Whoever’s mad about high property taxes apparently isn’t mad enough to get the Legislature to take action. The only big property tax bill left standing appears to be Governor Larry Rhoden’s wimpy Senate Bill 96, which passes the buck to counties by letting them impose a half-percent sales tax for the exclusive purpose of offsetting property tax reductions. SB 96 creaked through the Senate Monday on a 20–14 vote, but only after rookie Senator Joy Hohn (R-9/Hartford) amended the bill to clarify that counties cannot prevent residents from referring newly passed sales tax ordinance to a public vote.

SB 96 is remarkable in reversing the Legislature’s long-standing aversion to giving the counties any additional taxing authority. But as a budget-neutral measure, SB 96 does nothing to help counties address budget shortfalls. As I noted in my read of the Governor’s fiscal estimate, a county sales tax would probably only knock down homeowners’ property taxes by 25%, since SB 96 won’t lower levies for schools, cities, and other taxing districts. The savings would be even less in counties like Turner, Clay, Custer, Fall River, McCook, and Marshall, where the Governor’s figures show a 0.5% county sales tax would fall well short of current property taxes on owner-occupied homes. And homeowners will pay a big chunk of their tax savings back to their counties at the local grocery and hardware stores.

But the Legislature can’t work up the courage to provide tax relief themselves and raise taxes to pay for it. Among the property/sales tax swaps they’ve nuked is House Bill 1308, rookie Representative Tim Czmowski’s (R-6/Sioux Falls) plan to zero levies on homes statewide and raise the sales tax to 5% to compensate local taxing districts and cover state budget items.
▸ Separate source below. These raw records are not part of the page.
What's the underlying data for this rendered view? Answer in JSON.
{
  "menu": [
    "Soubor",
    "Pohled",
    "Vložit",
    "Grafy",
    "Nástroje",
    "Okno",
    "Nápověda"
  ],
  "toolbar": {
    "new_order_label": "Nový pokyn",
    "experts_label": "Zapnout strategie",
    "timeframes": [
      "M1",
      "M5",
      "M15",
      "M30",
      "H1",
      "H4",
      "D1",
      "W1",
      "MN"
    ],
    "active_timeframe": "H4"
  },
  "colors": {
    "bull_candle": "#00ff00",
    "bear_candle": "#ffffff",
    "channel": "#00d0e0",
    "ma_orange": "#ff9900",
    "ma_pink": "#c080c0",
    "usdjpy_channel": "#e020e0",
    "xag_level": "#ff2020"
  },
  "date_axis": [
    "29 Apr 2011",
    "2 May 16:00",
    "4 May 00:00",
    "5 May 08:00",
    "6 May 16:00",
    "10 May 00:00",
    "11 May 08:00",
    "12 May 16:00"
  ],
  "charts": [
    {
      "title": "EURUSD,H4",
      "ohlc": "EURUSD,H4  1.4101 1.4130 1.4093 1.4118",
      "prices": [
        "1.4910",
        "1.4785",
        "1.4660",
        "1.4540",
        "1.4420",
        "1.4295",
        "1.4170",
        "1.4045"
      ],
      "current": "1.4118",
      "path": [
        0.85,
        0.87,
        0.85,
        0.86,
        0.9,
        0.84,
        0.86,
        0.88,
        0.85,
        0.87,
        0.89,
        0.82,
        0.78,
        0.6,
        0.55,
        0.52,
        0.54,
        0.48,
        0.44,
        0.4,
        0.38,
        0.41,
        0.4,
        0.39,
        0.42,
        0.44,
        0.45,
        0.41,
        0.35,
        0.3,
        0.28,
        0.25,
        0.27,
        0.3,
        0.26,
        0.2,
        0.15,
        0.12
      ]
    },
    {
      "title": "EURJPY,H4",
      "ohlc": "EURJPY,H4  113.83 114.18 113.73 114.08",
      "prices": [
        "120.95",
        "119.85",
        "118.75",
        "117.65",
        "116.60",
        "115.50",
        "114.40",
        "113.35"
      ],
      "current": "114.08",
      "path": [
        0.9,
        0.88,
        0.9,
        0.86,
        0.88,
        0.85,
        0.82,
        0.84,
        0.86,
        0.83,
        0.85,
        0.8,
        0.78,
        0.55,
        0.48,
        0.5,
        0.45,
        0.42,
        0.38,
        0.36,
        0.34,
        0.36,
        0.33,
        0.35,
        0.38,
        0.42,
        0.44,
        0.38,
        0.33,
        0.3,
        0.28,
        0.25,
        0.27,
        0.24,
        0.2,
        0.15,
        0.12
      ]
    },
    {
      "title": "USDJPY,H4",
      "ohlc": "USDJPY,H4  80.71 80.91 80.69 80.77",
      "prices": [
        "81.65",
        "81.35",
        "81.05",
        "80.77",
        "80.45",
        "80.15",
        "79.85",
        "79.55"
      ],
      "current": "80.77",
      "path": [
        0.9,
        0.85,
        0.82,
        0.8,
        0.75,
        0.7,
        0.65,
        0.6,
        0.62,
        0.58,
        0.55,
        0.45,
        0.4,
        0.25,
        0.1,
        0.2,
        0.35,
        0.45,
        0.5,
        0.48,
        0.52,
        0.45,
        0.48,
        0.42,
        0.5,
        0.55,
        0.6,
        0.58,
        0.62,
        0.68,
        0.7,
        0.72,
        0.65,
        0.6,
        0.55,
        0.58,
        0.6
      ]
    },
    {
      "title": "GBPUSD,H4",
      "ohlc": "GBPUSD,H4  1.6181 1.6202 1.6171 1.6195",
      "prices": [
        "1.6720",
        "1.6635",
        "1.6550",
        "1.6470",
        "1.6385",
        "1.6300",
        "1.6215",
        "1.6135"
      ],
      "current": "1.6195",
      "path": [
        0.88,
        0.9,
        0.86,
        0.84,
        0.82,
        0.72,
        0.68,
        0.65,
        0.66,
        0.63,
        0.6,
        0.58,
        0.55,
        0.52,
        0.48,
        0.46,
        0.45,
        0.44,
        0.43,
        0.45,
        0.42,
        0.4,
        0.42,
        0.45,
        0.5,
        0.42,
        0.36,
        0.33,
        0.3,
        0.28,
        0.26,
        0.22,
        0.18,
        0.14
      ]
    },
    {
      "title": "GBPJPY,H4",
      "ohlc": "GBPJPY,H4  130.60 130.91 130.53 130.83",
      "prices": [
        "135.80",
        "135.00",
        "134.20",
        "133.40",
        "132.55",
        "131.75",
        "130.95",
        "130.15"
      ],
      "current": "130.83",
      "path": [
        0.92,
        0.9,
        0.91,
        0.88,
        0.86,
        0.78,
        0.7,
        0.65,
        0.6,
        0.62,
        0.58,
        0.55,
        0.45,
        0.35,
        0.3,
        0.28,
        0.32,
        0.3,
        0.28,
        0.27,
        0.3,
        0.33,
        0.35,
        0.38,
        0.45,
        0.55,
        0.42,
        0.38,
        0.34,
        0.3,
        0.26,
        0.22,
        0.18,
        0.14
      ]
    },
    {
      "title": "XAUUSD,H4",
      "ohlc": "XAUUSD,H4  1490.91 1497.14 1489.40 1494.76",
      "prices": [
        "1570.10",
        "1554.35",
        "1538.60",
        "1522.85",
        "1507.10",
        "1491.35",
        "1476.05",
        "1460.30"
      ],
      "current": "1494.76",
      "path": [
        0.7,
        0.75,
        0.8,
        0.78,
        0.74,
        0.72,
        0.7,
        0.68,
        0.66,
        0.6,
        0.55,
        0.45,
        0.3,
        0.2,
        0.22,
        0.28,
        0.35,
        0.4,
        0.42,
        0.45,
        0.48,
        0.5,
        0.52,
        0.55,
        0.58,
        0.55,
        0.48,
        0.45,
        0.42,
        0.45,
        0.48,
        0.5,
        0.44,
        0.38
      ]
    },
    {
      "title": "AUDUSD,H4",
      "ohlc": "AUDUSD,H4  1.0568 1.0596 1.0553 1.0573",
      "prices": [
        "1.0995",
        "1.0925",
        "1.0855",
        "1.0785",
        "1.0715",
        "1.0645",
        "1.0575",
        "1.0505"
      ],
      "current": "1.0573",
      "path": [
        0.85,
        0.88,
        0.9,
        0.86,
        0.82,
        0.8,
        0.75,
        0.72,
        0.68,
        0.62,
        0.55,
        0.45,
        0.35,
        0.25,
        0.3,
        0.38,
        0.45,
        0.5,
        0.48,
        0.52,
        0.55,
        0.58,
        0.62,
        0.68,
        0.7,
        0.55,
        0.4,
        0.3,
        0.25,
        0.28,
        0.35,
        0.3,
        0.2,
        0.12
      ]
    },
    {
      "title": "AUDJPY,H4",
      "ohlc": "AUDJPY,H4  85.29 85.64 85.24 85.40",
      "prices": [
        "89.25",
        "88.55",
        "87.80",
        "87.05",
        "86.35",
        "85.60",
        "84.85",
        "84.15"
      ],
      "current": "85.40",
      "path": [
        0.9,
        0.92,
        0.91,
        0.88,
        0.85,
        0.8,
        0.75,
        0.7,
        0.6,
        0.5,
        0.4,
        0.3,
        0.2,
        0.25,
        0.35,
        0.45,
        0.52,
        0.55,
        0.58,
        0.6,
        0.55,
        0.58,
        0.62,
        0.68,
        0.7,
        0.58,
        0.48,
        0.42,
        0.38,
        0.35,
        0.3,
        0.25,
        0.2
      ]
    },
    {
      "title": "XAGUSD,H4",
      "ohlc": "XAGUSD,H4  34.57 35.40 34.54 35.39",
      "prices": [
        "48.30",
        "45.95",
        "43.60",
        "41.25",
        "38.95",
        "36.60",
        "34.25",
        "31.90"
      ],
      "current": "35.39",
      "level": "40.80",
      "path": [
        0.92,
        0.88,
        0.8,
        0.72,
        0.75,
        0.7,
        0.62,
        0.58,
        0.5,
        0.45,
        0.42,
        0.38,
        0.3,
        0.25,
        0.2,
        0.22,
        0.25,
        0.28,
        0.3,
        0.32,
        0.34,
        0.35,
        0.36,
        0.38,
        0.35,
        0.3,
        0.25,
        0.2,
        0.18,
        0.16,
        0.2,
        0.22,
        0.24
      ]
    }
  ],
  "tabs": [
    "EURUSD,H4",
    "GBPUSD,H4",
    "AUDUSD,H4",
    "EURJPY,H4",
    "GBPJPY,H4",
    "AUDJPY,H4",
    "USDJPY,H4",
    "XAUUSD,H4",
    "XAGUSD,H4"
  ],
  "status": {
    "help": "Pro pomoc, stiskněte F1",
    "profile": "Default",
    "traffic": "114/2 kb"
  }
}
Rep. Czmowski even got a fiscal note from the LRC saying that his figures worked out better than I thought, with the extra sales tax generating enough revenue to completely cover the lost property tax and ultimately leave over $63 million for the state to raise pay for state workers, school employees, and Medicaid providers. Unmoved, the House killed HB 1308 yesterday on a 24–42 vote.

Senator Taffy Howard (R-34/Rapid City) isn’t happy that the Legislature is passing the buck but not comprehensive statewide property tax reform:

Rapid City Republican Sen. Taffy Howard stood in the South Dakota Senate on Monday, saying she’d begrudgingly vote for authorizing counties to charge sales taxes.

“I’m not happy that we’re going to go back to our citizens and say, ‘Probably the only way we’re going to get property tax relief this year is through a new tax,’” Howard said. “I find that abhorrent” [Makenzie Huber, “County Sales Tax Emerges as Last Major Property Tax Reduction Proposal Standing in Legislature,” South Dakota Searchlight, 2026.02.24]

She’ll have a chance to test voters’ abhorrence in a few months as well. If the Legislature is misreading misread the electorate’s property-tax anger, Senator Howard should be able to rally like-minded property-tax slashers to primary the Republican balkers and come to Pierre in 2027 to take a real swipe at property taxes.